Dreams defy even the dreamer, slipping away as stealthily as they arrive in a mind made credulous by sleep. But what if scientists could read our dreams by using the most advanced medical imaging machines and employing the sophisticated algorithms that flag fraudulent transactions among millions of credit card purchases?
Researchers in Japan have taken an early step toward this chimerical goal by training computers to recognize the images flitting through the minds of sleepers in the earliest stages of dreaming. Their results, published online Thursday by the journal Science, suggest that machines may be able to read our minds — at least while we're in the anteroom of dreamland.
"We're all intrinsically interested in dreaming, but neuroscientists to this day aren't certain what it does for us," said Jack Gallant, who studies the brain's visual system at UC Berkeley. "It would be great to have a method of decoding to allow us to know what is going on when we dream."
Like other researchers applying their brains to the brain, the Japanese scientists are probing dreams to understand how they relate to such core functions as memory consolidation and learning.
The researchers put three volunteers into a functional magnetic resonance imaging machine capable of tracking blood flow in the brain, a sign of neurons at work.
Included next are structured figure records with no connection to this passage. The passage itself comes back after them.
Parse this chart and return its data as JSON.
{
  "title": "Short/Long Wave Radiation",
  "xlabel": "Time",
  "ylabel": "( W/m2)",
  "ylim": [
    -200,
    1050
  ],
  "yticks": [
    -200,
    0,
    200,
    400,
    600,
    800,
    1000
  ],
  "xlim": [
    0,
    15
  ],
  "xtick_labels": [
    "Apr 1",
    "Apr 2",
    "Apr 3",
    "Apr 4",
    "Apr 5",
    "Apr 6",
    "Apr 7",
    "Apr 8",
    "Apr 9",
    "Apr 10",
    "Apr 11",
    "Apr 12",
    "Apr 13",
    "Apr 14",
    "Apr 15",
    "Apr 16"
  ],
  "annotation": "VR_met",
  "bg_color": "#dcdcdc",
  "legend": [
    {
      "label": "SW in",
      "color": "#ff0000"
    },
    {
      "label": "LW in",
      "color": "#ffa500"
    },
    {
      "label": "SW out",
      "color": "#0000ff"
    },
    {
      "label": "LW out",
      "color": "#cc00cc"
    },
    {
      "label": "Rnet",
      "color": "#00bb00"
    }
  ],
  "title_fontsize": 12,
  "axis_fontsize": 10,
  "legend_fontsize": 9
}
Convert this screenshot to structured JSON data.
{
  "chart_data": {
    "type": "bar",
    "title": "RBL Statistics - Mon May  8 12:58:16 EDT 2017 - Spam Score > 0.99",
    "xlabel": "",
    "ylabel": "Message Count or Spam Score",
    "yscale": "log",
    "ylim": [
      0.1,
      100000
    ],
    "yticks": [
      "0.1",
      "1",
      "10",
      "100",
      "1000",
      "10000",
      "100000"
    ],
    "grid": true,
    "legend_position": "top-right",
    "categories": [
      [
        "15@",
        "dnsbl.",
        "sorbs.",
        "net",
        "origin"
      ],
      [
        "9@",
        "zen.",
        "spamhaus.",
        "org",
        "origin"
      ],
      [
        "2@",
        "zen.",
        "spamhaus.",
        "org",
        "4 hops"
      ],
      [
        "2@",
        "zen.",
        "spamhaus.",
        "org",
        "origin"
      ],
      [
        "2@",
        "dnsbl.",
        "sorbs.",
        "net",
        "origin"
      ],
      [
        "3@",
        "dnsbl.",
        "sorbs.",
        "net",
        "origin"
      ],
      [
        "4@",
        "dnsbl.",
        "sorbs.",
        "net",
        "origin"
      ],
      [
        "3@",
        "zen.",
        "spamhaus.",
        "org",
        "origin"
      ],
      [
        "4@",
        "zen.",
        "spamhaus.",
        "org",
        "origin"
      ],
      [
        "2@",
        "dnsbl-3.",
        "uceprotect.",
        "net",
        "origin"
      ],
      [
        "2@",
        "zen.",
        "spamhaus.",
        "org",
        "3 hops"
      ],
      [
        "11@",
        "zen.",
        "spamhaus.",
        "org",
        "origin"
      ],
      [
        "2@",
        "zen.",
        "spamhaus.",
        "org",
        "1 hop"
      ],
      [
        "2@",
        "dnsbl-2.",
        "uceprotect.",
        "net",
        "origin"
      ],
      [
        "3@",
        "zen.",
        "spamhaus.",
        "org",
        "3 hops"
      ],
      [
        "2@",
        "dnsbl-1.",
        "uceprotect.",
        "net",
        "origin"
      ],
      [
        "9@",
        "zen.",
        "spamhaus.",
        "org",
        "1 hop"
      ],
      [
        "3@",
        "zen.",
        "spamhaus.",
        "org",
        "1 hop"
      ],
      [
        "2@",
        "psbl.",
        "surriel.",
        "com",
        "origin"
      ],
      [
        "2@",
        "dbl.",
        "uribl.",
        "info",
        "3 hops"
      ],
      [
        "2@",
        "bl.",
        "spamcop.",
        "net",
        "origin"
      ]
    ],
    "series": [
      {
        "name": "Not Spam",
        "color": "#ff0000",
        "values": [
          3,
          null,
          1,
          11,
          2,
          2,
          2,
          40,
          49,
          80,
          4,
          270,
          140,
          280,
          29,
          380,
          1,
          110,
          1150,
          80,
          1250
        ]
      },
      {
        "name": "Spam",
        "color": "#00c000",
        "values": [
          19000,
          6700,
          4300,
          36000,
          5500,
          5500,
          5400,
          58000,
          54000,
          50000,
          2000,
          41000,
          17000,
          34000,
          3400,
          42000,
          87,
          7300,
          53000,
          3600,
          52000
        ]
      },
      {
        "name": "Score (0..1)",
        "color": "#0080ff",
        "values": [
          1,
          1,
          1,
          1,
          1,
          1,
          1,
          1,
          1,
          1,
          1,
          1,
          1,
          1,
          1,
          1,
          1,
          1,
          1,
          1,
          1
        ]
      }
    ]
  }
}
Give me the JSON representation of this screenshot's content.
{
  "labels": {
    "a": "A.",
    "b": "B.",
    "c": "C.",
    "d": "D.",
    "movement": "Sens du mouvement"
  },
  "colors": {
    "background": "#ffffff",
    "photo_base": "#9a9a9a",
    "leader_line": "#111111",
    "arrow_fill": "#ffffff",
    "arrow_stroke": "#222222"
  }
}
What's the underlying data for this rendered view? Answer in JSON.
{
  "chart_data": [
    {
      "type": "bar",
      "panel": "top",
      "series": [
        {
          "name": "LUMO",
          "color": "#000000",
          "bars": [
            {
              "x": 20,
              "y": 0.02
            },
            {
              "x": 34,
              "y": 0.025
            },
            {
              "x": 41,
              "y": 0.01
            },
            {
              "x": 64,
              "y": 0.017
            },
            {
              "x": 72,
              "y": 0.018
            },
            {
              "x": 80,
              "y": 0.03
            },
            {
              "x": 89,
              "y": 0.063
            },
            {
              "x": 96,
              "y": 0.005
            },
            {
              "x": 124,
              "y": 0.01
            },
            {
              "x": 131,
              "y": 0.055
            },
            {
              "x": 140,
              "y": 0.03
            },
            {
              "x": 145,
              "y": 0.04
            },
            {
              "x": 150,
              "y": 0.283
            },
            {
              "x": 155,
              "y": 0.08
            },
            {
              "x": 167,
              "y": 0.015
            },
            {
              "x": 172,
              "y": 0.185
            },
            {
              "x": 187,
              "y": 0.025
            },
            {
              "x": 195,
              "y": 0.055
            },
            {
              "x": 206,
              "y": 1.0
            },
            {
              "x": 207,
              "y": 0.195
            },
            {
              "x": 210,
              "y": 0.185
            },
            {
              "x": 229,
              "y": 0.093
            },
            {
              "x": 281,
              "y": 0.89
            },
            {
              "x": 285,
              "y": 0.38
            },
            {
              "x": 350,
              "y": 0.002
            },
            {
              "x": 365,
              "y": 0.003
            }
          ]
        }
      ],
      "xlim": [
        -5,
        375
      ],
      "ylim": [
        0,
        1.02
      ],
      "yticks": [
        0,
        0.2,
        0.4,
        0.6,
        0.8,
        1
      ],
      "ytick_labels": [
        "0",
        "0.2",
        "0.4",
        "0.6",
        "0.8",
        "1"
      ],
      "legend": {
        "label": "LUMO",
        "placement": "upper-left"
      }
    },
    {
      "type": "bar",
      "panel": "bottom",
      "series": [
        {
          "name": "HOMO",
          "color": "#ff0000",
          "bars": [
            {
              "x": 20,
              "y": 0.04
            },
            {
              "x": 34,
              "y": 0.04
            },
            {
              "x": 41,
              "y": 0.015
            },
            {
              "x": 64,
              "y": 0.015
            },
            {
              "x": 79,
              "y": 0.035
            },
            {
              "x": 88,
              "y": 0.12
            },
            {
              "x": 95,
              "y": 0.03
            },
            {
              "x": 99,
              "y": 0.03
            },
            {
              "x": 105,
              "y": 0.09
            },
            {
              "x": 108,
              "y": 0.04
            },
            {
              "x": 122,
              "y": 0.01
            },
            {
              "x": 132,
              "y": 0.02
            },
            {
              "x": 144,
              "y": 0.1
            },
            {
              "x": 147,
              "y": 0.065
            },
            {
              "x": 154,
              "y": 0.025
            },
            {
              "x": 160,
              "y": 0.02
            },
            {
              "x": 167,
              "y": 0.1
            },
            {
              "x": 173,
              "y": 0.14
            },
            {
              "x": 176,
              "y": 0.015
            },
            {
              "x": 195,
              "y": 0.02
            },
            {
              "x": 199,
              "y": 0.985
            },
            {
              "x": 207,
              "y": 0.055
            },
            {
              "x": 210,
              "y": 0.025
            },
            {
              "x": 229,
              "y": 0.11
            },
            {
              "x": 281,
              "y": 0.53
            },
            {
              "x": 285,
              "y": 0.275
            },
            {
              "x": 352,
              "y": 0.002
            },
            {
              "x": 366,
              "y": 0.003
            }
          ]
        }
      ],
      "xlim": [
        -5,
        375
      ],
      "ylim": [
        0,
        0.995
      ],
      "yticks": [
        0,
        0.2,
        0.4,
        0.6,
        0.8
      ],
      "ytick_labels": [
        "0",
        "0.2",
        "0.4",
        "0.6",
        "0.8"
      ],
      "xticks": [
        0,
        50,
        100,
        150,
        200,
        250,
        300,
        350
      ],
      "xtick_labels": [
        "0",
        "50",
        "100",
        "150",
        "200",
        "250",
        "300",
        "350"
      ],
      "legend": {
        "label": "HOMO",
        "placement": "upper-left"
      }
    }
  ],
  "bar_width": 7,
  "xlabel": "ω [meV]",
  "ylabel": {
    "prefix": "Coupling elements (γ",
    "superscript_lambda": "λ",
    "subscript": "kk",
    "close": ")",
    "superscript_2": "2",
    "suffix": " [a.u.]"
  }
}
They also hooked up the volunteers to electroencephalograph machines, which record the electrical activity of those neurons.
Then the scientists waited for the subjects to fall asleep.
The EEG readings showed when the volunteers entered an early stage of dreaming called hypnagogic hallucination. The researchers woke the subjects some 200 times, about every six minutes, to get verbal reports of what they "saw" before the images faded from memory.
The volunteers' responses were understandably groggy, such as: "I saw a person ... it was something like a scene that I hid a key in a place between a chair and a bed and someone took it." The researchers focused on the nouns in these descriptions and combined them into generic categories, which were represented by images — a human face, a key, furniture — and presented to the subjects while awake.
The rest was a giant math problem. The scientists wrote a computer program to sort through the patterns of brain activity captured by the functional MRI in both waking and sleeping states; then the program looked for links between those brain activity patterns and specific images.
The computers learned to decode dream imagery with an average accuracy of 60%, according to the study. In some cases, the accuracy was significantly higher.
"For some categories — like male, female and other characters — you can predict if this character was in the dream or not with an accuracy of 70% to75%," said study leader Yukiyasu Kamitani, a neuroscientist at ATR Computational Neuroscience Laboratories in Kyoto.
Dr. Allen R. Braun, who studies the neural basis of language at the National Institutes of Health, said the study was "an important first step to understanding visual imagery during sleep." But he cautioned that the methods used by the Japanese team might not work for decoding dreams that occur during REM sleep, the stage characterized by rapid eye movement.
REM dreams — with their complex imagery, high emotional content and bizarre jumble of logic, time and space — largely remain a mystery. Decoding such dreams could unlock the secrets of many regions of the brain, not just the visual cortices that were monitored in the study.
"If you have a theory of the brain, you should be able to decode the brain," Gallant said. The only limiting factors, he said, are "how well you can measure brain activity, how good your models are and how fast your computers are."
The fact that the computer models used data from waking minds and still made accurate predictions about dreams suggests the researchers are onto something about the links between waking and dreaming states, Gallant said.
"There's something in common between what goes on in dreaming and what goes on in perception," he said.
Though it may sound like science fiction, researchers have made remarkable strides toward reading the brain's internal logic.
One of Gallant's computer programs managed to identify 92% of images presented to waking subjects using only MRI readouts. Other studies were able to discern a brain's attempt at motor control, which could lead to help for people who have lost control of their limbs.
Decoding also has made shallow forays into the unconscious mind — predicting changes in perception that were unknown to subjects. One study probed the unconscious origin of racial biases, leading to speculation that it may be possible to detect individual biases. That would have important implications for such fields as law enforcement.
The Japanese researchers offered a similarly tantalizing suggestion: Some of the "errors" in their computerized guesses could represent images lost even to the dreamer. If so, that would mean the machine was able to understand the volunteer's mind better than the volunteer could.